佐喜真美術館にある縦4メートル、横8,5メートルの巨大な絵「沖縄戦の図」。その作者が丸木位里、俊です。
位理は1901年広島県生まれ。水墨画家として風景画などを描いていましたが、原爆が投下されて間もなく広島に入り、惨状を目撃。以来、「原爆の図」などを描き、芸術を通して、戦争の惨たらしさを伝えました。
「沖縄戦の図」では着物や茶碗の柄までが忠実に再現されています。それにはこんな考えが。
戦争をしようとする奴は必ず美化する、ごまかす。しかし、少々のごまかしだと、美化が起こってもビクともしないように描かないといかん、そんなの真実しかありませんね。
「反戦画家」と呼ばれた位里ですが、作品展では違う一面にも触れることができます。
こちらは水墨画家としての力量を感じさせる作品。

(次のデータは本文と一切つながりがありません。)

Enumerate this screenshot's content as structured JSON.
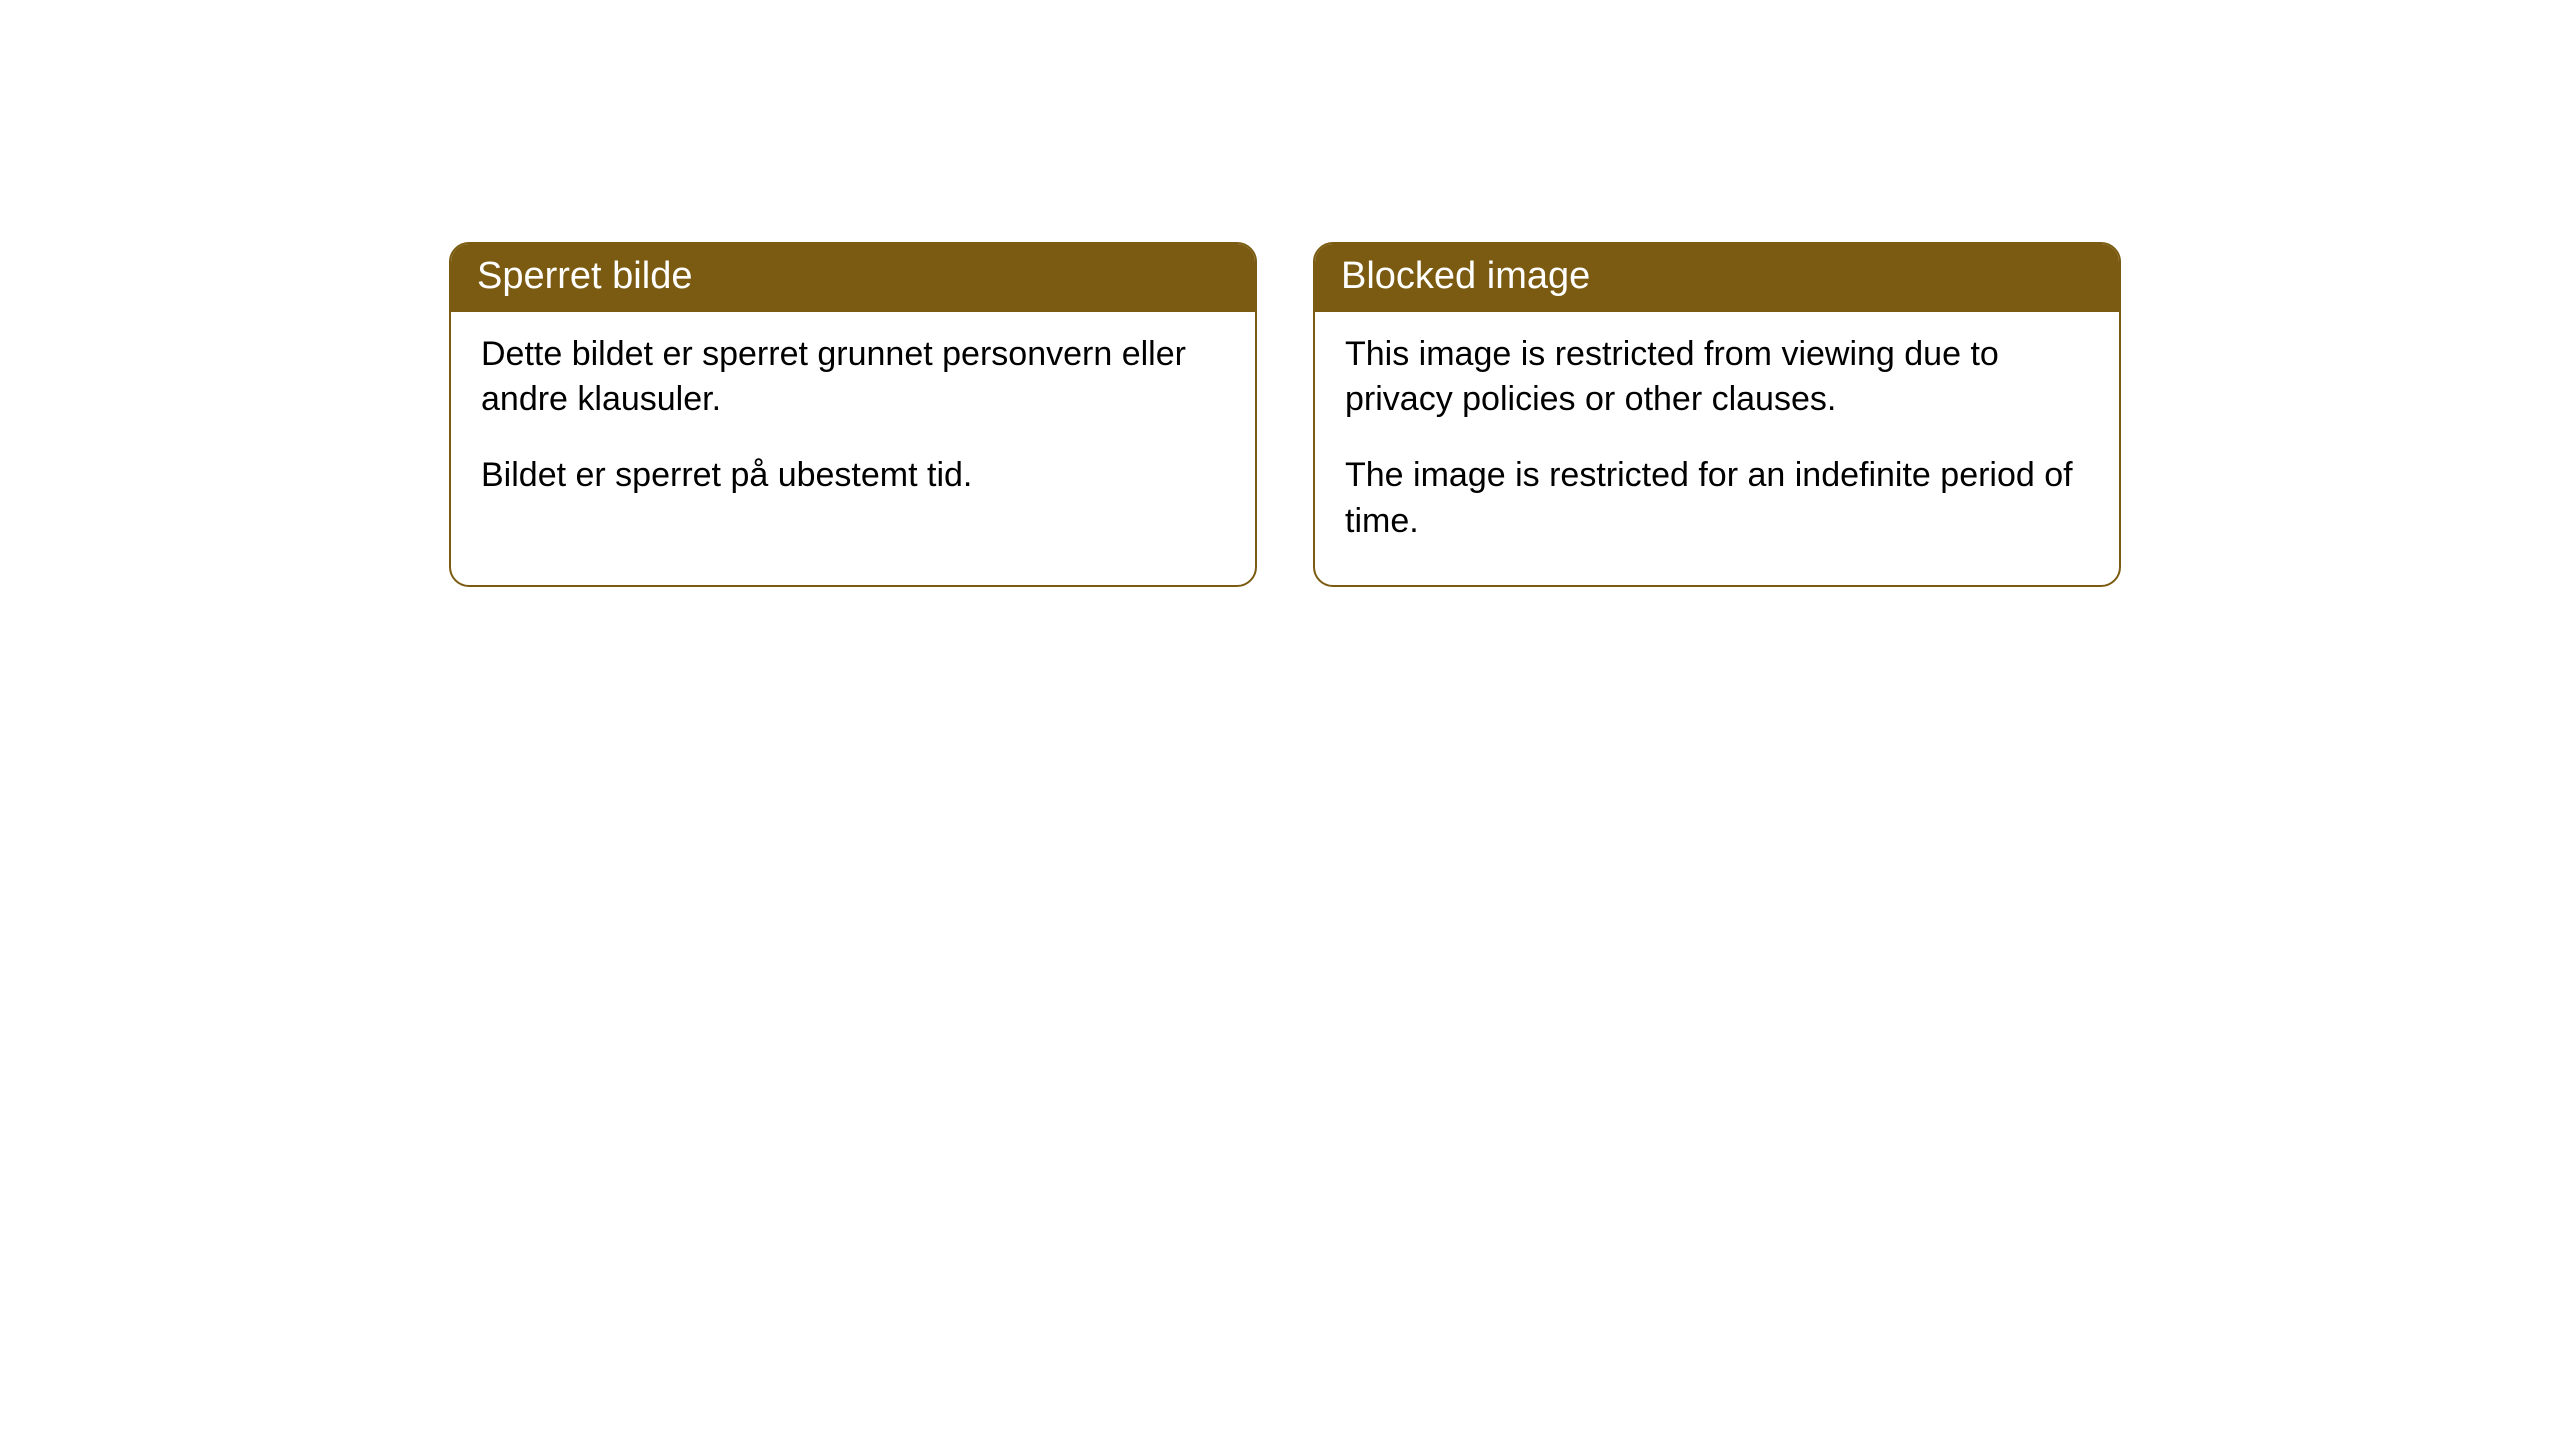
{
  "cards": [
    {
      "header": "Sperret bilde",
      "paragraph1": "Dette bildet er sperret grunnet personvern eller andre klausuler.",
      "paragraph2": "Bildet er sperret på ubestemt tid."
    },
    {
      "header": "Blocked image",
      "paragraph1": "This image is restricted from viewing due to privacy policies or other clauses.",
      "paragraph2": "The image is restricted for an indefinite period of time."
    }
  ],
  "style": {
    "header_bg_color": "#7a5b11",
    "header_text_color": "#ffffff",
    "border_color": "#7a5b11",
    "body_text_color": "#000000",
    "background_color": "#ffffff",
    "header_fontsize": 38,
    "body_fontsize": 34,
    "border_radius": 20
  }
}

白と黒というモノトーンの世界のはずなのに、豊かで深い色彩を思わせます。
こちらは闘牛の絵。「沖縄戦の図」を描く旅の途中で描いたものです。
沖縄は宝物だといって大好きだったし、文化も好きでしたね。丸木さんは牛が好きで、山が大好きで、雄大な風景が大好きそういう作品をたくさん作っている。描いた画家なんですけどね、そういうことを今度見て欲しいと思って企画したんですけどね。
企画展では県外の人が持っている県内初公開の絵も9点展示されています。
戦争を目にしてからはその醜さを表現せずにはいられなかった位里。「反戦画家」と呼ばれましたが、
会場の作品の数々からは、人や自然をこよなく愛した温かく優しい眼差しを見つけることが出来ます。
「丸木位里水墨画展」は来月2日まで開かれます。